Despite being so un-Christian, according to my strict, self-imposed musical upbringing, U2 has some of the most provocative, most inspiring, most honest lyrics I’ve ever heard. How typical of a contemporary Christian music listener that I mention lyrics first. Their music is probably a better testament to their standing as one of the best bands period. When I hear a U2 CD I’m left scratching my head. It’s so good I don’t know quite what to do. That doesn’t happen when I listen to Audio Adrenaline.
What impresses me most about U2 is how they deal with their faith. Three of the four band members profess to be Christians. That very fact is something a lot of Christian music listeners can’t handle. There’s a certain tension in that statement that U2 has chosen to live with. It’s a tension we don’t like to acknowledge in the church. Yet it’s a tension that’s crucial to the advance of the gospel. So why do we shy away from it?
Furthermore, the Christians in U2 don’t act like Christians. They do crazy things, like participate in a Greenpeace action to dump barrels of radioactive waste near a nuclear plant or call up a frazzled resident of Sarejevo during a concert to raise awareness of the bloodshed and oppression. That’s not what Christian bands do. Christian bands stop the show to talk about sponsoring a child. They don’t talk about war. They don’t talk about the environment.

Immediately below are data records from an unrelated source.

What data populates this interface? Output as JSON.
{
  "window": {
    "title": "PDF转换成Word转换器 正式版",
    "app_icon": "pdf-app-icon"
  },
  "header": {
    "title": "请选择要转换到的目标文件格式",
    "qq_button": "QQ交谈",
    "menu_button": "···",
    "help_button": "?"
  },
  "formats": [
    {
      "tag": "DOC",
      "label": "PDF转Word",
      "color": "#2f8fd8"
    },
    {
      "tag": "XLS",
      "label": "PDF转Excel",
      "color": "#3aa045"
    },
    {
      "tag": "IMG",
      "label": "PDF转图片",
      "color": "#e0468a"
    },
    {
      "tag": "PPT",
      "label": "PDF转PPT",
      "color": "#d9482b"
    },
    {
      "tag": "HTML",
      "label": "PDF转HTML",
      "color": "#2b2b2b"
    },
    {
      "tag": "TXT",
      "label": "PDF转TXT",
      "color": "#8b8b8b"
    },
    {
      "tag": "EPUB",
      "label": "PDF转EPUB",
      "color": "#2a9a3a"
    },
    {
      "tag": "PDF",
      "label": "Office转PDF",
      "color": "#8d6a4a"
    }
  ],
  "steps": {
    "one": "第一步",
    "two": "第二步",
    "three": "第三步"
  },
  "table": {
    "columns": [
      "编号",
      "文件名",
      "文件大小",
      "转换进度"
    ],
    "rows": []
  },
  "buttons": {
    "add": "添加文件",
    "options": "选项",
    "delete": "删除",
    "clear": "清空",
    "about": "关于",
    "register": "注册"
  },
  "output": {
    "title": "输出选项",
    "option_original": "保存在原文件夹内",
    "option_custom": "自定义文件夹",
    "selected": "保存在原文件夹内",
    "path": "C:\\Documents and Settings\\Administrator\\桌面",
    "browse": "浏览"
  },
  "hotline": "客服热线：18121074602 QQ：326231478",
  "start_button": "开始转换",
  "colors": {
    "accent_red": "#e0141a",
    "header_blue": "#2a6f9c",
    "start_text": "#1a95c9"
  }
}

U2 also does other things that trouble the Christian subculture. U2 doesn’t come out and say things simply. Their lyrics aren’t inundated with the words “God,” “Jesus,” or “Lord.” Their songs contain something you might call poetry, something very unfamiliar in the Christian music scene. U2 also tackles difficult issues in this poetry. They ask tough questions and they don’t always have answers. Most Christian bands like to have pat answers by the end of the CD. After all, we can’t leave the listener in uncertainty. Never mind that most of life is uncertainty. U2 has found a way to exist in that uncertainty.
I could go on waxing eloquently about this band. It’s pretty obvious I’m impressed with them. But they do have their faults. They’re not a perfect band, they’re not the end-all example of what a band should be. But they just seem to have something that we in the Christian community have completely forgotten.
I’m just tired of a subculture existence. Jesus is bigger than that. And it saddens me that when someone comes along expressing Jesus in ways bigger than our subculture we can’t handle it, and we ignore them.